The basic approach in the CSF is not controls-based but an approach to cybersecurity across the organization that focuses on how the efforts taken in pursuit of cybersecurity work in practice and from planning to response and recovery to a cyber incident. There is a fundamental focus on the people and process as well as the technology aspects of cybersecurity. The difference between CSF and an information security standard or control system is not always well-understood as evidenced by the desire of many to directly measure the implementation of the CSF in organizations.
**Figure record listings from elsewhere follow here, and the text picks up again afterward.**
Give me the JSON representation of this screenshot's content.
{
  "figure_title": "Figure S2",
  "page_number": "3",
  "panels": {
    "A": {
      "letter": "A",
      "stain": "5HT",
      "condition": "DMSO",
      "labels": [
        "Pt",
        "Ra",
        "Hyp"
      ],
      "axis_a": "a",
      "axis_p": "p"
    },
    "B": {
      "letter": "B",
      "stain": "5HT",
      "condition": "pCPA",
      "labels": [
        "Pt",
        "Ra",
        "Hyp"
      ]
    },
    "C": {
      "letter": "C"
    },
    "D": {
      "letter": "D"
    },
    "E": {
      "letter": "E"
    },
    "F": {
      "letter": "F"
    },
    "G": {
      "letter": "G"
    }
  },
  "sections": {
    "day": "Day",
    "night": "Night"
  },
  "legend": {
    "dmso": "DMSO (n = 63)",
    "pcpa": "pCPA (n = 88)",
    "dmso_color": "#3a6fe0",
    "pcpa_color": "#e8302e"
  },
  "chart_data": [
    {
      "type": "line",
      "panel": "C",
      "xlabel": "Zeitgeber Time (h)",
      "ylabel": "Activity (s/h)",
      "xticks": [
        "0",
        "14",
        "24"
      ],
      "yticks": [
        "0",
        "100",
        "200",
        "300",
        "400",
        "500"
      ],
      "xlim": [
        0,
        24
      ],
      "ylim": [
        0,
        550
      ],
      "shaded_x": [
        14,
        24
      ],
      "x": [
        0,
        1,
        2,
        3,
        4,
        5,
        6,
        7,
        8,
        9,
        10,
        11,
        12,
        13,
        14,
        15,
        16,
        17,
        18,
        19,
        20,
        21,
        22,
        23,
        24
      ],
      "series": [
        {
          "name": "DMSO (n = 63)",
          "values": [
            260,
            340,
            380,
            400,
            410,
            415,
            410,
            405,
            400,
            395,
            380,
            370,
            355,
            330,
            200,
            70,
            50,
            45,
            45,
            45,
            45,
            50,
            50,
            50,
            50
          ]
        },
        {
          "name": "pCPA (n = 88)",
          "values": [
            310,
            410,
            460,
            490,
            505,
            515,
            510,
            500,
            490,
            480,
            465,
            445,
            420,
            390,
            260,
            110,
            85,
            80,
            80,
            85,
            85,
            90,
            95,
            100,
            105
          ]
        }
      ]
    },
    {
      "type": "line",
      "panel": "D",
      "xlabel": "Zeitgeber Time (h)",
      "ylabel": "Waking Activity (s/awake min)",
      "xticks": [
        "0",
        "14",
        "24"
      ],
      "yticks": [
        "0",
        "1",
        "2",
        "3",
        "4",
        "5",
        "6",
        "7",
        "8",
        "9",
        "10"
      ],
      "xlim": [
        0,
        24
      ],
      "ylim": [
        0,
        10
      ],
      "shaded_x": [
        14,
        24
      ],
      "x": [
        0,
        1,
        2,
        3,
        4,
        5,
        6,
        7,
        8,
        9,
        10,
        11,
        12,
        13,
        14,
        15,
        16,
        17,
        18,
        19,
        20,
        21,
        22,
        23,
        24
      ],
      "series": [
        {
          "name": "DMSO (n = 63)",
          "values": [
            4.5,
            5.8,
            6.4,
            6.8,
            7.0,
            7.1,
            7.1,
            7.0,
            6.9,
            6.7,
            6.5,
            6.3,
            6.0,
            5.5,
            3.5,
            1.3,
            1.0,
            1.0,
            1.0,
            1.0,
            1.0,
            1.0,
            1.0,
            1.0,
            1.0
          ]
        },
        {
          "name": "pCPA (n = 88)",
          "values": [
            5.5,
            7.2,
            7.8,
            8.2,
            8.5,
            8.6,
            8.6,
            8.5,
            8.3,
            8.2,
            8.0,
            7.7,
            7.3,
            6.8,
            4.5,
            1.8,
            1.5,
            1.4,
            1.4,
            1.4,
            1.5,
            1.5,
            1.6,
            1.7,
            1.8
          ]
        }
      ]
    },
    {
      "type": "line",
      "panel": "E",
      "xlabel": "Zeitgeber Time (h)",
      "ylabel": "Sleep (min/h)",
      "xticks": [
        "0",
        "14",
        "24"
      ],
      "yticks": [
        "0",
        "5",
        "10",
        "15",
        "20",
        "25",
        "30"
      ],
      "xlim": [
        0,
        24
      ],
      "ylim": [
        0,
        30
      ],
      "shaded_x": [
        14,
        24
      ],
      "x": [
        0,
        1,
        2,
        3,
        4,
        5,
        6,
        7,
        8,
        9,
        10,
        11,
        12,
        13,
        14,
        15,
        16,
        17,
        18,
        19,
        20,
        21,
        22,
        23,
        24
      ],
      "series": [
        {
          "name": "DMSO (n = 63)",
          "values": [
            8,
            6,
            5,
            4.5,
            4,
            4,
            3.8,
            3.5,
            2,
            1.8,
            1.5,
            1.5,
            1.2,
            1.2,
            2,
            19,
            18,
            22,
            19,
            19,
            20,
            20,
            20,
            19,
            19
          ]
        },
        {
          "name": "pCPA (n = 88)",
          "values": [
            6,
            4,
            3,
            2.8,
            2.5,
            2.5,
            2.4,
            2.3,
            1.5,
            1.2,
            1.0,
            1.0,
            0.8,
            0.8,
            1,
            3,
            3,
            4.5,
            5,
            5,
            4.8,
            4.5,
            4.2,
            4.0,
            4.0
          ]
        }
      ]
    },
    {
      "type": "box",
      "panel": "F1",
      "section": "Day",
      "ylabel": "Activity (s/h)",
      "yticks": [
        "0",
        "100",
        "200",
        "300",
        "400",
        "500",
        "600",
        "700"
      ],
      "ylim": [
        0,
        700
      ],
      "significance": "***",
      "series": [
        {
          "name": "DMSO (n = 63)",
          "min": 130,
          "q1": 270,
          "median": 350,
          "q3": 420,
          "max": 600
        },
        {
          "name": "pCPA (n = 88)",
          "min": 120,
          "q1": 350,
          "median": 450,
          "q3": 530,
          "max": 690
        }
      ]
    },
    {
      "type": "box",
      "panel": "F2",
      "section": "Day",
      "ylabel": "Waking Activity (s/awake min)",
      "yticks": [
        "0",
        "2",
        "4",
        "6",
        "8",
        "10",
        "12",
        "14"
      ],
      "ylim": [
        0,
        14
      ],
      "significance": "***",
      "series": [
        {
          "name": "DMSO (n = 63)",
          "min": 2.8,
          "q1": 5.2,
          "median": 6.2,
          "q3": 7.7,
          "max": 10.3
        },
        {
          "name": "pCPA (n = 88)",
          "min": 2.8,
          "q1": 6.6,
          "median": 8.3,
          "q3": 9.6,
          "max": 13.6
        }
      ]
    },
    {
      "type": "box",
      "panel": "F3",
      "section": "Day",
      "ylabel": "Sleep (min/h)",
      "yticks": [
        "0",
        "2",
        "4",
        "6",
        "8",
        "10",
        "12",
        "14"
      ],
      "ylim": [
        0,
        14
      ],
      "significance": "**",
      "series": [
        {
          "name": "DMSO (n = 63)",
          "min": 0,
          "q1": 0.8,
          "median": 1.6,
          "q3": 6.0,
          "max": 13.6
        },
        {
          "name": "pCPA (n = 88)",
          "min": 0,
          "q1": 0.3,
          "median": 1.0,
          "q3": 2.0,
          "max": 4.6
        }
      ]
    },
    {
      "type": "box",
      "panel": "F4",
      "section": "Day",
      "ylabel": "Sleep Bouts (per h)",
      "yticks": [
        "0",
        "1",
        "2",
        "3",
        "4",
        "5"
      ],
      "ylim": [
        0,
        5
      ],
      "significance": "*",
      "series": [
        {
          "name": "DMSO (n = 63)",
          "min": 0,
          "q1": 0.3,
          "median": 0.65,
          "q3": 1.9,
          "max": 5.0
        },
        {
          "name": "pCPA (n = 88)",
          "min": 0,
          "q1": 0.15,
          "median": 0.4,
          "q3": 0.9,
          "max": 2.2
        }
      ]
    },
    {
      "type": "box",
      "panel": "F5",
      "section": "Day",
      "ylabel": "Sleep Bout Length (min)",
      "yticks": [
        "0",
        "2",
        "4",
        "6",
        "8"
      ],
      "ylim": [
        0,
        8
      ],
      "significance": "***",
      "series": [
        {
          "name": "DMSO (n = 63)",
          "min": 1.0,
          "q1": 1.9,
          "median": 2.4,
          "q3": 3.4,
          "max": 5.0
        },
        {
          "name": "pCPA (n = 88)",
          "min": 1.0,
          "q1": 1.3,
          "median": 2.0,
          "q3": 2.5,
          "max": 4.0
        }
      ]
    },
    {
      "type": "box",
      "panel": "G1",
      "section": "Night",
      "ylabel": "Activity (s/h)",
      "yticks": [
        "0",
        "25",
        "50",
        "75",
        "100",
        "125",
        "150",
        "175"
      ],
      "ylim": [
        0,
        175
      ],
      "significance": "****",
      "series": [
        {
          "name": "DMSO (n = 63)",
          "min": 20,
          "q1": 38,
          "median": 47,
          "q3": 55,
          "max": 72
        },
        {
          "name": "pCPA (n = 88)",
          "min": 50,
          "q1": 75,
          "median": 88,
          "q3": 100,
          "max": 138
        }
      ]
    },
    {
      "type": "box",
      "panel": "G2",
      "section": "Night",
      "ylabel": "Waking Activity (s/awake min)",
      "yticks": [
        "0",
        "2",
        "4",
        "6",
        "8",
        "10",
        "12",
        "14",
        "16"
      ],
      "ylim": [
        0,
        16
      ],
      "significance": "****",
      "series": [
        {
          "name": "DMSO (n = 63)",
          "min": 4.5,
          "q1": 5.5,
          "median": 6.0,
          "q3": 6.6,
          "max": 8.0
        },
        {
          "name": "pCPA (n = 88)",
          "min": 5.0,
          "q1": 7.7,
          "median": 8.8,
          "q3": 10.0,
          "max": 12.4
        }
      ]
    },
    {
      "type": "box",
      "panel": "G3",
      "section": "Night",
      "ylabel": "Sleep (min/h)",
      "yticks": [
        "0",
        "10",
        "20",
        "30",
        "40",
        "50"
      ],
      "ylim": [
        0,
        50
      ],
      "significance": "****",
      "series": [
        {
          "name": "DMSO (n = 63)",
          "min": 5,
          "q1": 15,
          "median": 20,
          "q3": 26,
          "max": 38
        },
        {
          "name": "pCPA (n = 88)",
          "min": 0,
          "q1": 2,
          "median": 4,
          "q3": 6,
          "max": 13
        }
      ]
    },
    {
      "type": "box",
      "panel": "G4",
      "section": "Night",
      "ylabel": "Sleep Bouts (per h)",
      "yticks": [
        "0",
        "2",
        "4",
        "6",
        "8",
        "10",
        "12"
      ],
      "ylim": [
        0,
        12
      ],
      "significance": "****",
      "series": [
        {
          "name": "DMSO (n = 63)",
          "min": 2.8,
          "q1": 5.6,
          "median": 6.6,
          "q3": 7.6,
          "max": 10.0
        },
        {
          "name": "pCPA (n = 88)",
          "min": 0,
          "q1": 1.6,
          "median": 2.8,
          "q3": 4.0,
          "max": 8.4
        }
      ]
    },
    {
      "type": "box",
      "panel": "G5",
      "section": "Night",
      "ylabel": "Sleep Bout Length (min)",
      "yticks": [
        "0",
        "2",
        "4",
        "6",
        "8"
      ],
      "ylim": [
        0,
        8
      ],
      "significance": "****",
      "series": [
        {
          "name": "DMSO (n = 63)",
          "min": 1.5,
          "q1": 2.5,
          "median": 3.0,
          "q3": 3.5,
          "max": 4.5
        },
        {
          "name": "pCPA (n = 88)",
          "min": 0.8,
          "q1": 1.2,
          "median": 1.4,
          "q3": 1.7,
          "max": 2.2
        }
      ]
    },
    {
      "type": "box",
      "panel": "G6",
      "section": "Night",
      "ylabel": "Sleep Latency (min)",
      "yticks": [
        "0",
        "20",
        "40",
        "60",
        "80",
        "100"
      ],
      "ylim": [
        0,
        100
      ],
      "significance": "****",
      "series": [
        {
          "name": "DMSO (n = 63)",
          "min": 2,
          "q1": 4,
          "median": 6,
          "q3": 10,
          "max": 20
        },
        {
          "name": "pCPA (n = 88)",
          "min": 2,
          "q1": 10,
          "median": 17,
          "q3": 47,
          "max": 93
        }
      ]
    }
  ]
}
CSF is complementary with existing control systems but works best as a planning document that allows the organization to assess its current cybersecurity posture and create a goal for the future. (The CSF calls the results of these analyses current or “as is” and target or “to be” Profiles.)
One month shy of CSF’s three year anniversary in January of this year, NIST released the first draft of a revision, Version 1.1 (linked here with the mark-up from the existing version). Following a comment period and 108 comments submitted by parties ranging from companies to trade associations, other nation’s governments to other government agencies, NIST published a summary of the comments and drafted an agenda for the latest in its series of workshops to discuss the draft.
NIST has used the workshop process to collect input and develop the Framework from the time the President mandated the creation of the CSF through the early period of its implementation. This latest workshop provided an opportunity to focus on the draft Version 1.1 and try and determine how best to proceed. (Full disclosure: I acted as a paid moderator at the latest Workshop for the a few of the sessions.)
NIST has now released its summary of the Workshop’s sessions in a 20 page summary that covers each aspect of the agenda of the Workshop with a summary of the discussions that took place in each of those sessions. I commend the entire document to your attention.